May 25, 2006: Freshwater Fisheries Society staff got the pilot conservation hatchery up and running in only 48 hours! The fertilized eggs were transported from Prince George to Vanderhoof and placed in the hatchery to be monitored and cared for.
May 25, 2006: In order to maximize genetic diversity, the TWG created 4 half sibling families from the 2 females and 4 males captured for the project. Female A's eggs were fertilized by males 1 and 2, and female B's eggs were fertilized by males 3 and 4. The fertilized eggs were placed in 4 separate water columns to keep each of the half sibling families separate during egg growth and hatching. Water is circulated through the column to keep the eggs oxygenated and moving gently. This mimics the natural conditions in the Nechako river.

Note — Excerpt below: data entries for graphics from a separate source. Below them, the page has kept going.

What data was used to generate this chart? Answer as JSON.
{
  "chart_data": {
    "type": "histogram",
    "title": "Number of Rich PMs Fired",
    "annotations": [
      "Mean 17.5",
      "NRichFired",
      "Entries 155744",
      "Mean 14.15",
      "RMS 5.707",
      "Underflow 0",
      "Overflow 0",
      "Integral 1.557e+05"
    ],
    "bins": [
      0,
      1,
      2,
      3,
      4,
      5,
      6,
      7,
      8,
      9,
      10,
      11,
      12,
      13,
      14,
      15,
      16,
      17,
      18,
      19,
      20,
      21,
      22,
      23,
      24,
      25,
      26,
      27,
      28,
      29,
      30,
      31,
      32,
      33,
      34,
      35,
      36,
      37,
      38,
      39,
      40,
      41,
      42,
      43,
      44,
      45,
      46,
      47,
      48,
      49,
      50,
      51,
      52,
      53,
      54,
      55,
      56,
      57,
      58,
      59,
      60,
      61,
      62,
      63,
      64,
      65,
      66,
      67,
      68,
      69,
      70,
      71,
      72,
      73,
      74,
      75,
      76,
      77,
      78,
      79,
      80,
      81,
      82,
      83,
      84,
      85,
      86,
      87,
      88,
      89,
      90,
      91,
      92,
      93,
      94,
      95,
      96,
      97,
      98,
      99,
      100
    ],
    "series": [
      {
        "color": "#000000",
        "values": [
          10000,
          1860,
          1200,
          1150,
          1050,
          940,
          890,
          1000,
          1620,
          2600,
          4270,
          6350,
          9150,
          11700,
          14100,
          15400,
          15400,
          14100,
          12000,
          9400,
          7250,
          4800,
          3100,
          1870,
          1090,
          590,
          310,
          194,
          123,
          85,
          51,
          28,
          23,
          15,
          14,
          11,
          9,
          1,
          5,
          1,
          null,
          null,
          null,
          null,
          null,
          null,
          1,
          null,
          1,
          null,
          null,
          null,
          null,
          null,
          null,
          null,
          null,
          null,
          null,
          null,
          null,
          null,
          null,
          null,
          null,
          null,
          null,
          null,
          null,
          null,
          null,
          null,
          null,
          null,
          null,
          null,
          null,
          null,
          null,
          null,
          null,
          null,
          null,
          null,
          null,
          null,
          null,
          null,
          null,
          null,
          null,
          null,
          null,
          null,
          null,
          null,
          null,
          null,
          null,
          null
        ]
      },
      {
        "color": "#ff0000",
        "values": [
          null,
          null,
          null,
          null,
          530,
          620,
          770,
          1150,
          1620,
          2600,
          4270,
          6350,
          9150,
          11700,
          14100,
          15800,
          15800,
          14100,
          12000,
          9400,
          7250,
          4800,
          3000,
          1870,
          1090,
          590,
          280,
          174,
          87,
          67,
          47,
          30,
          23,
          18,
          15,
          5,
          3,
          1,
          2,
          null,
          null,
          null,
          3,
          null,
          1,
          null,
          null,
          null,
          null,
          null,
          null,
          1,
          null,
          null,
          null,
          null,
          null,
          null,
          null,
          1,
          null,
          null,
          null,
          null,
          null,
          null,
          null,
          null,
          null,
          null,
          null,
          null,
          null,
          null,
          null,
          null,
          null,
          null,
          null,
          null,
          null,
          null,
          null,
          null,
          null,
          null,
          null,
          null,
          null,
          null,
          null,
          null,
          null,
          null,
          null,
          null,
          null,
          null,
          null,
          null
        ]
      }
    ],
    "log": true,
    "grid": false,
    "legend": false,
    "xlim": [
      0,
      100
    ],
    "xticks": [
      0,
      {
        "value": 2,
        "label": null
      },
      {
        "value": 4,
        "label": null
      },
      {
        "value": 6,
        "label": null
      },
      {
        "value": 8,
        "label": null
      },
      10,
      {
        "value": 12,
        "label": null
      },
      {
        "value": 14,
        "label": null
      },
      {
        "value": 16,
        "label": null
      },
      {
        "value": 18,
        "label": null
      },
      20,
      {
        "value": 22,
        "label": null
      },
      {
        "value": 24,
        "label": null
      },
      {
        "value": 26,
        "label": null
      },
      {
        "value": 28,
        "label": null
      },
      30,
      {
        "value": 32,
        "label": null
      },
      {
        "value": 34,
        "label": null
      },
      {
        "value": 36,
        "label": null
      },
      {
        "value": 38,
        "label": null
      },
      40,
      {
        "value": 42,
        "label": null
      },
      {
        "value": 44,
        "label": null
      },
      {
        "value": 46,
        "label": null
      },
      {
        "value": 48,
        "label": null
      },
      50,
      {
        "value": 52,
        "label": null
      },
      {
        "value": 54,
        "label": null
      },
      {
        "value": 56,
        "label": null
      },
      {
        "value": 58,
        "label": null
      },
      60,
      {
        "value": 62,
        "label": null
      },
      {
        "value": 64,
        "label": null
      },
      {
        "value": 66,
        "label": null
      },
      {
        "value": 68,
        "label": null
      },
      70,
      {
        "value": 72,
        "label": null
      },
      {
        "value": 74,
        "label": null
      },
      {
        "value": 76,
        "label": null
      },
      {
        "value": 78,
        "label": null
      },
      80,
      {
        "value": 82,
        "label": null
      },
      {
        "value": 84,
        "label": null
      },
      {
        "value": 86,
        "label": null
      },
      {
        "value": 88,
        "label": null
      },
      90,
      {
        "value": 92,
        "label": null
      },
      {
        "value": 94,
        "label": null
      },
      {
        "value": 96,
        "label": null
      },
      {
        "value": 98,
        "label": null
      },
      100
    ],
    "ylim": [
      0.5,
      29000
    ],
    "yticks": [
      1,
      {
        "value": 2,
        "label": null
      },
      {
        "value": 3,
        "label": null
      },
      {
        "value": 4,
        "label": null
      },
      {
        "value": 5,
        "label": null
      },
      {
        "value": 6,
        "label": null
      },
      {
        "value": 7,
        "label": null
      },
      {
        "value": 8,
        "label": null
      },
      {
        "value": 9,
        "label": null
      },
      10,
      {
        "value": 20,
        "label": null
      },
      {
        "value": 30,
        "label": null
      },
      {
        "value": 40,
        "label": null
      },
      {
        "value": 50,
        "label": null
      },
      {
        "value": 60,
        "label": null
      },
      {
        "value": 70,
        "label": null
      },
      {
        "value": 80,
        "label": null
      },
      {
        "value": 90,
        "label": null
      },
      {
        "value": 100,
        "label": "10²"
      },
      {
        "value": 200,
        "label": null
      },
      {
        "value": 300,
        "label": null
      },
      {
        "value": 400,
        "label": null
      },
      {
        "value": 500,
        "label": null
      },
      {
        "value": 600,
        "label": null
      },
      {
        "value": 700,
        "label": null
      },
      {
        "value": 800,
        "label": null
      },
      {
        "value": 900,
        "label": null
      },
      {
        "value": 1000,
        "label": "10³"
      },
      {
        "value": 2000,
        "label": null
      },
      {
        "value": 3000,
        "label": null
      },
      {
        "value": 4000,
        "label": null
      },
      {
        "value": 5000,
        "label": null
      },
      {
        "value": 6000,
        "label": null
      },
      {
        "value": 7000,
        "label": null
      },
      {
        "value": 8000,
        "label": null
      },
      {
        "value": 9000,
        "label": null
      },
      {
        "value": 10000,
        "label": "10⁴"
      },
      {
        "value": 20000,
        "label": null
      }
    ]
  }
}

May 25, 2006: A closer look at the fertilized eggs. They are brown in colour and quite sticky. They are 4 days old, and will hatch in approximately 7-10 days.
June 9, 2006: Success! Approximately 8000 larvae from female A and 3000 from female B have hatched. They are actively feeding. Although they look somewhat like tadpoles, you can see barbel and fin development beginning.
July 31, 2006: These are some of the wild-spawn sturgeon swiming in their rearing tank.
July 31, 2006: A close up of the wild-spawn juveniles.
August 8, 2006: Measuring the juveniles gives a great opportunity for a close up!
August 8, 2006: And one more!
Late August 2006: Hatchery working at full steam! You can see the 4 rearing containers, each one holding one of the half families of juvenile sturgeon.
Late August 2006: An aerial view of one of the rearing containers. There are approximately 1500 fish in this tank.
Late August 2006: Wow - they look just like miniature adults! Thanks to Kevin Wallace from Wallace's Custom Studio in Vanderhoof for this great shot.